We developed a dessert charcuterie as a perfect complement for a spirit tasting.

Ingredients were chosen to complement the brine, peat and honey qualities and play up the sweeter notes of the spirits. Barrel-aged spirits like whiskey or aged rum echo the natural vanilla and caramel richness found in many chocolates. Tropical fruits and nuts also enhance the flavor profile in these spirits.

Age is another big factor with respect to pairings. The more time a spirit spends in a charred new oak barrel, the more you’ll taste primary flavors like grain, fruit and flowers.

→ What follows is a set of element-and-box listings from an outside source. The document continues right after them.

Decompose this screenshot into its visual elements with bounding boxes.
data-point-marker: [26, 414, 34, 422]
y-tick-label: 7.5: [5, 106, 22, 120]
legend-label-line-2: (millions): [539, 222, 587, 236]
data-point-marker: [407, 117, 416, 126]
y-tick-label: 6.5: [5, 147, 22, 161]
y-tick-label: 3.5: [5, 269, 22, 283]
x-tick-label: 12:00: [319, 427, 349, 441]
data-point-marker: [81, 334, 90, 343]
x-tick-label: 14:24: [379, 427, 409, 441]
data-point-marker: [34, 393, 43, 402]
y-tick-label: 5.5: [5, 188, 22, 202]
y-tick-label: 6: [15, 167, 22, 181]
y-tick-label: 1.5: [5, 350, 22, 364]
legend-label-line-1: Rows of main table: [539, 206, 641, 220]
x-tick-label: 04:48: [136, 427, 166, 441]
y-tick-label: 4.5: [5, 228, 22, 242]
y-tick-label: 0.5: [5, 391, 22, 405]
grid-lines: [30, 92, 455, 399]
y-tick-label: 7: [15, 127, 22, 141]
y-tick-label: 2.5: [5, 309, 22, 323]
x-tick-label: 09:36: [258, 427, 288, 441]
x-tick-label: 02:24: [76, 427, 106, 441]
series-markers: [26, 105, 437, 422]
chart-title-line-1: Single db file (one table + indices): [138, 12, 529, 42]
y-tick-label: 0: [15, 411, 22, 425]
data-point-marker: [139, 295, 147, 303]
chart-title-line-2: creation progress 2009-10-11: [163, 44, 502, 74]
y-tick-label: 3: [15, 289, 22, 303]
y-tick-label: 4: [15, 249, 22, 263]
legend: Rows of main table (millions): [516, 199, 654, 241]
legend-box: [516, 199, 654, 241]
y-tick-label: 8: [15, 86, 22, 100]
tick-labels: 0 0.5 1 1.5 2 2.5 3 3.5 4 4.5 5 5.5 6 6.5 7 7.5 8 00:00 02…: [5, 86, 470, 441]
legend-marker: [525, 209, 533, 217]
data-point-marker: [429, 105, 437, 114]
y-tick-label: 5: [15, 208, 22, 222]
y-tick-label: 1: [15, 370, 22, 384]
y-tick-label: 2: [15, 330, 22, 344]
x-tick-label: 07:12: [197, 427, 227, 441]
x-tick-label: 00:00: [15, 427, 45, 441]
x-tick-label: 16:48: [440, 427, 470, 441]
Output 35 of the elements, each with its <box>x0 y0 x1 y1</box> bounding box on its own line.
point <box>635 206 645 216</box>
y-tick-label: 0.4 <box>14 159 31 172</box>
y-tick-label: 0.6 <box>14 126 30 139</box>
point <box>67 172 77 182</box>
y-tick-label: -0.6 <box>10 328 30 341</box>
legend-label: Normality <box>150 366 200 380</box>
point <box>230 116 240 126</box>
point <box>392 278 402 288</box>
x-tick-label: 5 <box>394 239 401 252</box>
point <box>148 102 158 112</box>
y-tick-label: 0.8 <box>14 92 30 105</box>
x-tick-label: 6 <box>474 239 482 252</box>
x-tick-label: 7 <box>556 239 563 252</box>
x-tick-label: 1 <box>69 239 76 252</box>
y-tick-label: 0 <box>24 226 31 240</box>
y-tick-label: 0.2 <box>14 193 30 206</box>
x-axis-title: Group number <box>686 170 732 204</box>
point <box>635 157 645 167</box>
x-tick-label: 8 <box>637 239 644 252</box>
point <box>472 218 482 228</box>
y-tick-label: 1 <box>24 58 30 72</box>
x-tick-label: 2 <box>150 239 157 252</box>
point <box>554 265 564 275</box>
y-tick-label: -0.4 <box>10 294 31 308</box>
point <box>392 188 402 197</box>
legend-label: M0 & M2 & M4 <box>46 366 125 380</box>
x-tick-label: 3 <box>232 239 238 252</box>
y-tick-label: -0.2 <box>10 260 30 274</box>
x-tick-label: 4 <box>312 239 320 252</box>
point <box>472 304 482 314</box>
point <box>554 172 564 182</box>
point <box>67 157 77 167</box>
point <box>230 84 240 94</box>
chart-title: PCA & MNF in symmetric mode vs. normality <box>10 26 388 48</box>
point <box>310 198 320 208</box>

Now that we have our culinary companions for our spirits; here are some tips to make the most of a tasting.

Look Both Ways:

Even clear spirits may leave “legs on the glass” indicating a viscosity and giving you a sense of the mouthfeel. Also pay attention to clarity and even bubbles, which aren’t a result of carbonation but agitation, and occur only in higher (50% ABV and above) spirits. As for color, darker spirits have a range of colors, and lighter doesn’t always mean less flavor.

Go Nose First:

Aromatics play a huge part in taste, and the aromatics of a spirit can be especially volatile, ready to leap out of the glass and into your nasal passageway if treated correctly.

Sip and Spit:

Spirits aren’t generally part of what your palate encounters on a regular basis. So, it’s good to prime your palate by sipping a little of the spirit, swishing it around, and spitting out the remainder.